Ṣaḍ-bala is Pārāśara's quantitative model of graha-strength. Pre-classical and Tājika traditions tended to use single-criterion strength measures (just exaltation, or just dignity); BPHS introduced a six-component sum that's more interpretively robust. The six components are: sthāna-bala (positional strength based on rāśi placement and varga dignity); dig-bala (strength from the 'right' house for each graha); kāla-bala (temporal — day/night, paksha, etc.); naisargika-bala (inherent strength, fixed per graha); dṛk-bala (strength gained from being aspected); ceṣṭā-bala (strength from motion, primarily relevant to non-luminaries).
Each component is itself sub-divided. Sthāna-bala alone has five sub-components (uccha, mūla-trikoṇa, sapta-vargaja, kendrādi, drekkana).
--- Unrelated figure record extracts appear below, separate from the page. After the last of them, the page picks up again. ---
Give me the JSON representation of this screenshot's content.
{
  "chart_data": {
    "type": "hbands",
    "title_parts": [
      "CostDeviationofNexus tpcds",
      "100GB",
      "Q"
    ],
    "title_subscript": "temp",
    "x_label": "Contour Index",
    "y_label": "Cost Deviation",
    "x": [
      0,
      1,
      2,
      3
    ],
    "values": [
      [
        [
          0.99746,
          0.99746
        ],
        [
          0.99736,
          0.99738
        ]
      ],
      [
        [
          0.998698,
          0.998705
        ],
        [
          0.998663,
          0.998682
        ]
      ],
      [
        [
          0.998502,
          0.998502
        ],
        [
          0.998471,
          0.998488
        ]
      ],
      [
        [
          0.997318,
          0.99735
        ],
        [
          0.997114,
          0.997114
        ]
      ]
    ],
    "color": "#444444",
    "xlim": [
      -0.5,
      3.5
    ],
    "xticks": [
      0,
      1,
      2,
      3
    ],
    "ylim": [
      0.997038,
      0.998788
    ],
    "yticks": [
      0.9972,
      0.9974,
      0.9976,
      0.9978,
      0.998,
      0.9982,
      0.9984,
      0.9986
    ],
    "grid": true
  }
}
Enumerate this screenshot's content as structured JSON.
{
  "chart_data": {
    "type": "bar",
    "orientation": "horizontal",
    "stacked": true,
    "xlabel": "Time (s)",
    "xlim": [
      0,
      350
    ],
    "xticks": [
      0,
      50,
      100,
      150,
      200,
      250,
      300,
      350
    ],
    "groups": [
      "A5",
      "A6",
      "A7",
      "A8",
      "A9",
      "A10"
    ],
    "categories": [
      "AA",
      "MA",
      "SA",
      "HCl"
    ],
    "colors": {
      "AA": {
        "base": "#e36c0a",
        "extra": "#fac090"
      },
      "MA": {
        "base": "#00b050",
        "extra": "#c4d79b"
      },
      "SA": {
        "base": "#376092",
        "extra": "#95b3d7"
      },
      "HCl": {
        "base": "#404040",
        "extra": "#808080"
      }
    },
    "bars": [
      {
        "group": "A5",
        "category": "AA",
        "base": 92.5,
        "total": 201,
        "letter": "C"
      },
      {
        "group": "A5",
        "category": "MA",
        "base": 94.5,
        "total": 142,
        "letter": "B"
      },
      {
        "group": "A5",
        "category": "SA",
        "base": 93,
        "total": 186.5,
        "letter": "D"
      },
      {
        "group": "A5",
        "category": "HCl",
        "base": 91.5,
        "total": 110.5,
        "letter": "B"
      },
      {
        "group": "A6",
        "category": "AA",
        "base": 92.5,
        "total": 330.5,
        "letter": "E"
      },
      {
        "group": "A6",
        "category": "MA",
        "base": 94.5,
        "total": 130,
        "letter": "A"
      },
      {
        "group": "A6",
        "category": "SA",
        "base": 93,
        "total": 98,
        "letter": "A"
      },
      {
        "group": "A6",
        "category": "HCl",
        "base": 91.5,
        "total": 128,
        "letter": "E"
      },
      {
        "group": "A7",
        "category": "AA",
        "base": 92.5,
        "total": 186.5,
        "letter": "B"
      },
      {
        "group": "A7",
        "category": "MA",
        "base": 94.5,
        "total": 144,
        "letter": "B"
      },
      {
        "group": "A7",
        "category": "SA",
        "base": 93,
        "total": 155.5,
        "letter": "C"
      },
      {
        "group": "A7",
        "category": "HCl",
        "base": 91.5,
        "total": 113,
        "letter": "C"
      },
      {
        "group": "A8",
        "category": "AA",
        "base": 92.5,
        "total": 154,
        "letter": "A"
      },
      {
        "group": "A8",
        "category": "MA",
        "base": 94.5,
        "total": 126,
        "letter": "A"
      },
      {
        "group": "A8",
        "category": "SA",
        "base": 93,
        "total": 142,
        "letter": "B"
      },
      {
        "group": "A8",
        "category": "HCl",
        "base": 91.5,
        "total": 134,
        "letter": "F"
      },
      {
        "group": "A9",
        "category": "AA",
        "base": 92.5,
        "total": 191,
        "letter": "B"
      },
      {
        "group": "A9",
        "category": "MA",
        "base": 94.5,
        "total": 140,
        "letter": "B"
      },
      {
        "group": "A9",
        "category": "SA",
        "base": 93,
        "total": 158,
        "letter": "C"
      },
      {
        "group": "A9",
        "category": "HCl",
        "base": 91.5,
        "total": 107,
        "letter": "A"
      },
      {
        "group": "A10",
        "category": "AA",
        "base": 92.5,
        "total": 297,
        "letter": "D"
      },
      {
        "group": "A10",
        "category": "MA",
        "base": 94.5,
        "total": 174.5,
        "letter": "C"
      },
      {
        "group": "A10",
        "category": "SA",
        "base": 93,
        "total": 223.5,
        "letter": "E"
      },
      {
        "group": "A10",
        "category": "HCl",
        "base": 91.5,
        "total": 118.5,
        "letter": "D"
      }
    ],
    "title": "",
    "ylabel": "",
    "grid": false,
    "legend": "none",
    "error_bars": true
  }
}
The computational details fill ten BPHS chapters (Ch. 17–27 inclusive, with Ch. 70 covering the synthesis). The /graha-bala engine surface computes the full ṣaḍ-bala for any chart.
Why ṣaḍ-bala matters interpretively: it converts the qualitative 'this graha is well-placed' / 'this graha is afflicted' into a numerical comparison. When Jupiter has 9.5 rūpas of total bala and Saturn has 5.2, the kāraka-of-jñāna (Jupiter) is clearly the dominant interpretive voice for that chart. The numbers are not predictions; they're prioritization signals.